Forse nessuna influenza, nessuna dominazione straniera, nessun movimento culturale ha tanto segnato il modo di vivere, gli usi e i costumi dei popoli della Val d’Agri quanto la compenetrazione in questi luoghi dei monaci bizantini, abitualmente chiamati monaci basiliani (benché di fatto San Basilio non abbia mai fondato un proprio ordine religioso).
I monaci arrivarono in Basilicata al seguito di Belisario, il condottiero che l’imperatore Giustiniano aveva investito nel VI sec. d.C. del compito di riportare in auge la fede cristiana contro l’arianesimo dei barbari invasori.
È però dopo la calata dei Longobardi, dopo l’abbandono dei primi rifugi, dopo che si videro costretti a ritornare in quei luoghi per difendere loro stessi e ogni immagine sacra dalla furia iconoclasta degli invasori, che si avviò il fenomeno chiamato seconda ellenizzazione e che più influenzò la fusione di culture operata dai monaci in tutto il Sud Italia.
Il contributo dei basiliani
I basiliani fondarono una serie di comunità monastiche finalizzate alla preghiera e al lavoro, edificando dei centri di culto che irradiavano la propria influenza su tutte le zone circostanti.
Essi si integrarono perfettamente nel tessuto sociale delle genti che gli avevano dato albergo e cui essi offrirono il conforto dell’anima e la cura dei corpi, nonché l’insegnanento delle arti agricole (un esempio fra i molti, la tecnica del terrazzamento), e di quelle classiche più in generale: basti menzionare gli affreschi rupestri, tuttora ammirabili, che imbellivano le grotte in cui dimoravano, o gli strumenti musicali che avevano introdotto alle genti locali, tra cui il sambukè, una sorta di cetra che essi suonavano e si fabbricavano da soli, fatta di sambuco e interiora di animali, la cui naturale evoluzione sarebbe stata la famosa arpicella viggianese.
I basiliani e la Madonna Nera
L’affetto filiale per la Vergine è un’altra delle peculiarità che caratterizzarono i loro insegnamenti: essi stuzzicarono in qualche modo la religiosità popolare dei fedeli al punto di indurli a rischiare la vita per nascondere le sacre icone, come quella della Madonna Nera di Viggiano, interrandole o riponendole in grotte per proteggerle da distruzione certa da parte dei Longobardi o dei Saraceni.

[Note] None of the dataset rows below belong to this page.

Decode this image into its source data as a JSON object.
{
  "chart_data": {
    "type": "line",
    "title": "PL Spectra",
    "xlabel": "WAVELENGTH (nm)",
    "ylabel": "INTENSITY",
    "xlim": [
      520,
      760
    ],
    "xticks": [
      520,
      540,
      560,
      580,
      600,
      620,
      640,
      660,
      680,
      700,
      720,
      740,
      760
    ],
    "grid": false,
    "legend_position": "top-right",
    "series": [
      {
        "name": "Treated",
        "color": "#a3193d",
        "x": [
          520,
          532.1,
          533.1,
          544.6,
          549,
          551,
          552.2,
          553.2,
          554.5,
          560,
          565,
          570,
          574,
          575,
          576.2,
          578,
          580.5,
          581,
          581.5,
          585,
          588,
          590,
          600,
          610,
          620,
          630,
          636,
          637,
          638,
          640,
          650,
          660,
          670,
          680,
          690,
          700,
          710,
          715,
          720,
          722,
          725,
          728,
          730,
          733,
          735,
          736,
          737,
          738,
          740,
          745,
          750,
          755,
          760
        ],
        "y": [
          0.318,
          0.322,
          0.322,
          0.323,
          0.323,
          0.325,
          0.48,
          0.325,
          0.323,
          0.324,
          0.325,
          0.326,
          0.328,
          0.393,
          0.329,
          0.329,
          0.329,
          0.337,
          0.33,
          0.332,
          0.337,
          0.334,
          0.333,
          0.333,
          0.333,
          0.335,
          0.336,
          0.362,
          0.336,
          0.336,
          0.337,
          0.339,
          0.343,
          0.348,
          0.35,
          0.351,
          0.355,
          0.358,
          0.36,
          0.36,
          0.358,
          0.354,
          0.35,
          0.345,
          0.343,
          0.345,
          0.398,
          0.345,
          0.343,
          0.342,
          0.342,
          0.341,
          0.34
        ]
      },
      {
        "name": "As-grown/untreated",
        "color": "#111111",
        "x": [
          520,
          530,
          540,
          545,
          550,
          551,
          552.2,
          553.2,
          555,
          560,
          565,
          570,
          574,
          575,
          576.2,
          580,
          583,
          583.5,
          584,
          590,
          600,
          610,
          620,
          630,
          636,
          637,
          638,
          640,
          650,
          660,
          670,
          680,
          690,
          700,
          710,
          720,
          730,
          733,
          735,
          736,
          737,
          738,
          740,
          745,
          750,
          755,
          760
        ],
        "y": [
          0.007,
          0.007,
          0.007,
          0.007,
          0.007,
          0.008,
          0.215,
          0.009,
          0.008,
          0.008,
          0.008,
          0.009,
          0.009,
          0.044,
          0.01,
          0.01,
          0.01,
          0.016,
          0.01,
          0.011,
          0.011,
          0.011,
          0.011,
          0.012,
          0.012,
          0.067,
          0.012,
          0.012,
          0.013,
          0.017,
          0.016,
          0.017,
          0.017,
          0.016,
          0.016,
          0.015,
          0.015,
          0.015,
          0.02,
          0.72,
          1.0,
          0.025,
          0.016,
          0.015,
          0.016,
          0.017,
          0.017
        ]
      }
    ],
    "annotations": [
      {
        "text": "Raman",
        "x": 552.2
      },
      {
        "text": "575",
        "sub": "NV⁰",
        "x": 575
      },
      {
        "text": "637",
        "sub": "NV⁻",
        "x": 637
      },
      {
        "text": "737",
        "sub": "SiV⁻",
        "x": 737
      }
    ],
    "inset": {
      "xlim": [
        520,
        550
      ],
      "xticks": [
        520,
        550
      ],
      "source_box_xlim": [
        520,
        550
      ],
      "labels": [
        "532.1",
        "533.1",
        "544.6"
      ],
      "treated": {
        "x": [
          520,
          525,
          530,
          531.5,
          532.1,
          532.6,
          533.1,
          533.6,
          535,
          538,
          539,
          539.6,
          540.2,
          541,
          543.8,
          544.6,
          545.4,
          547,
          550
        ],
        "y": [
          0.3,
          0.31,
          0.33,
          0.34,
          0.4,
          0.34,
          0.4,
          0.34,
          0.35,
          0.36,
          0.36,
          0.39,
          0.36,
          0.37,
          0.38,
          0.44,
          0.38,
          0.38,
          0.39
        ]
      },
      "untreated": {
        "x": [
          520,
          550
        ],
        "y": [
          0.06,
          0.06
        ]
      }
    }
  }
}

I ritrovamenti di molte di queste reliquie sono accompagnati da storie miracolose: si narra che bagliori di luce ultraterrena indicassero l’ubicazione esatta del nascondiglio della sacra immagine della Madonna Nera ai pastori che la ritrovarono, e ciò contribuisce ancora oggi a conferire una tinta un po’ mitica (oltre che mistica) al ricordo dei basiliani.